By Brian B. Parr, Ph.D., ACSM Certified Clinical Exercise Physiologist
Even if you don’t always take the time to properly warm up before a workout and cool down after you are finished, you probably know that you should. Here’s why warming up and cooling down are so important and how you can effectively prepare for and recover from your workouts in just a few minutes.
The main purpose of a warm-up is to increase muscle temperature to enhance the activity of enzymes that produce energy during exercise. Pre-exercise activity will increase blood flow to the muscles to deliver oxygen and other nutrients needed to make energy. Together, these effects can improve exercise performance.
It’s not all about performance, though. Warming up also increases blood flow to the heart which can help reduce the chance of developing chest pain or having a heart attack at the onset of strenuous exercise. This is especially important for people who may have heart disease.
The benefits of warming up go beyond the physical. Recreational and competitive athletes get psychological benefits including improved focus, motivation, and confidence. In sports, warming up together can enhance team dynamics. Warming up can put you in the right mindset for your workout, whether that is a challenging session in the gym or a walk around your neighborhood.
Two controversial topics related to warm-up include stretching and injury prevention. First, stretching alone is not a sufficient warm-up. Increasing range of motion through stretching and other exercises can be part of a warm up, but they should not be the only activity.
Furthermore, stretching to improve muscle and joint flexibility should be done after the muscles are warm, either after a good warm-up or at the end of an exercise session.
It is also widely believed that warming up can reduce the risk of injury during exercise. While that makes sense intuitively, there is no consensus in the research. This is likely because many injuries result from extreme muscle and joint overloading or contact with the ground or other athletes that no amount of warming up can prevent. The bottom line is that warming up probably does reduce the risk of injury to some extent, so it is definitely worth doing.
When your workout is finished you shouldn’t just stop! Active cool down can prevent a condition called post-exercise hypotension, a blood pressure drop that can occur after exercise. When you exercise, there is an increase in blood flow to your active muscles. If you suddenly stop exercising and stand still, blood can pool in your legs resulting in lower blood pressure, dizziness and fainting. This is most relevant for upright exercise like walking, running and cycling, but it can also happen following resistance exercise. Continuing to move at a lower intensity after exercise can maintain the blood flow and prevent a sharp blood pressure drop from occurring.
Active recovery is also important for performance, especially for athletes who have back-to-back events. During intense exercise, muscles can accumulate metabolic waste products that can contribute to fatigue. These are removed from the muscle after exercise, but research shows they are removed more quickly during an active cool-down period. This can lead to quicker recovery and better performance in subsequent exercise bouts.

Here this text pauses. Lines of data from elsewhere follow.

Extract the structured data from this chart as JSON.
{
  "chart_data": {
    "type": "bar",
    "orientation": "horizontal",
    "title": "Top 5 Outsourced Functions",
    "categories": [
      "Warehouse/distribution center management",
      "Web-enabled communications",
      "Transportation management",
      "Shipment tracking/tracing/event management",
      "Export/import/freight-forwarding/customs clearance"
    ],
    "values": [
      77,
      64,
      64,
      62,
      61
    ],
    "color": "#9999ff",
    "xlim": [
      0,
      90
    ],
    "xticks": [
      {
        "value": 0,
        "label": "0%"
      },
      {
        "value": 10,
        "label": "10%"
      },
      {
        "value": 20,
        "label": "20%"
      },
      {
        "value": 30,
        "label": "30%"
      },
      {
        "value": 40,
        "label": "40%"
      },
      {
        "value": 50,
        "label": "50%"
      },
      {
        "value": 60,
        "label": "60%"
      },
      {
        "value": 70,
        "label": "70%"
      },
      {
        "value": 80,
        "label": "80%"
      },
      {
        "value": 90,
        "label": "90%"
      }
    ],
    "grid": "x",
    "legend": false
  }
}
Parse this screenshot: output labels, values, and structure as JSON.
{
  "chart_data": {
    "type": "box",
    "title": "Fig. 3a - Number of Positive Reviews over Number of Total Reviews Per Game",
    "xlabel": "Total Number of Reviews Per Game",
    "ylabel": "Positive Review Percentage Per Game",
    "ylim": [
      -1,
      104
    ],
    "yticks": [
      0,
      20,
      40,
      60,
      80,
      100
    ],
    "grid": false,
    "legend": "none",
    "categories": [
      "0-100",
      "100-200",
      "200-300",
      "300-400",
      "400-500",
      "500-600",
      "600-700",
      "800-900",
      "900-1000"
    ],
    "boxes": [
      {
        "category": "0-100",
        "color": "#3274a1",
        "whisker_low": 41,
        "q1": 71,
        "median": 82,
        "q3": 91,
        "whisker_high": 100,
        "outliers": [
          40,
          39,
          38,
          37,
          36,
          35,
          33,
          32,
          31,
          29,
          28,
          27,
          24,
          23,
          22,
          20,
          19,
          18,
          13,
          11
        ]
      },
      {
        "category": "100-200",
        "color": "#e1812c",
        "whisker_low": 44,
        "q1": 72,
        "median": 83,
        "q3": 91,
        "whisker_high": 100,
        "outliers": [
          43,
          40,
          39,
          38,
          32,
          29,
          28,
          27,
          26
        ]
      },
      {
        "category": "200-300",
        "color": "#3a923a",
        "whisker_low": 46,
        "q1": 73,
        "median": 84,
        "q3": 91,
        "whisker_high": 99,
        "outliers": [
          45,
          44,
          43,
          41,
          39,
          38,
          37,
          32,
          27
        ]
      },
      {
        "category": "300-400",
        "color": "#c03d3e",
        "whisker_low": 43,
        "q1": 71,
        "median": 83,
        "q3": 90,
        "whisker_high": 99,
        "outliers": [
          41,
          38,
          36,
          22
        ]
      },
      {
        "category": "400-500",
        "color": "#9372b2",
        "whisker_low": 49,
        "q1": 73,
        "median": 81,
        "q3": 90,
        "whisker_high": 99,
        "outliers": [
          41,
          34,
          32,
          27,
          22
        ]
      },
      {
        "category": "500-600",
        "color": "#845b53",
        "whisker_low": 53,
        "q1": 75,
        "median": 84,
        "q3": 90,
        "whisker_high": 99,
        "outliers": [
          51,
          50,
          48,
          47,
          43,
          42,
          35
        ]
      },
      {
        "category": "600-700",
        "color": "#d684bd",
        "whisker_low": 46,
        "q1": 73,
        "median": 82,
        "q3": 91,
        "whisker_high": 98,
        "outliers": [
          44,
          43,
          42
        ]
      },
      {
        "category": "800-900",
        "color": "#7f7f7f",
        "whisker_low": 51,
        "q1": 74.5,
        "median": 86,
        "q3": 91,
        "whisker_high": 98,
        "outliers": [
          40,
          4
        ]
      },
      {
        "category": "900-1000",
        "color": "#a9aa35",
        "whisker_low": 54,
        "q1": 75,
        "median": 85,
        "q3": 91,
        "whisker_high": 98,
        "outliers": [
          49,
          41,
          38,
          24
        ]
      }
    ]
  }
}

A good warm-up should include the muscle groups that will be used during exercise, so focusing on legs for walking, running, or cycling and arms for rowing or other upper body exercise is wise. For most people, 5-10 minutes of light-to-moderate intensity exercise is a good general warm up for most activities.
For example, if you are preparing for a workout in the gym you could start with 3–5 minutes of walking, running, cycling, or rowing followed by 3–5 minutes of dynamic stretching, emphasizing the muscle groups you will be using. For walking or running, begin with a few minutes at a slower pace before doing some stretching, focusing on the legs.
When your workout is finished, continue moving for several minutes. Then, spend some time stretching and mobilizing. The longer you hold static stretches, the bigger the benefits; a minute or more per stretch is a good goal. You can also use a foam roller to target especially tight areas.
The Wrap Up Warming up and cooling down will lengthen your exercise sessions, but the benefits of a better workout and improved recovery will make that time well spent!
Brian B. Parr, Ph.D., is an ACSM Certified Clinical Exercise Physiologist and Associate Professor in the Department of Exercise and Sports Science at the University of South Carolina Aiken.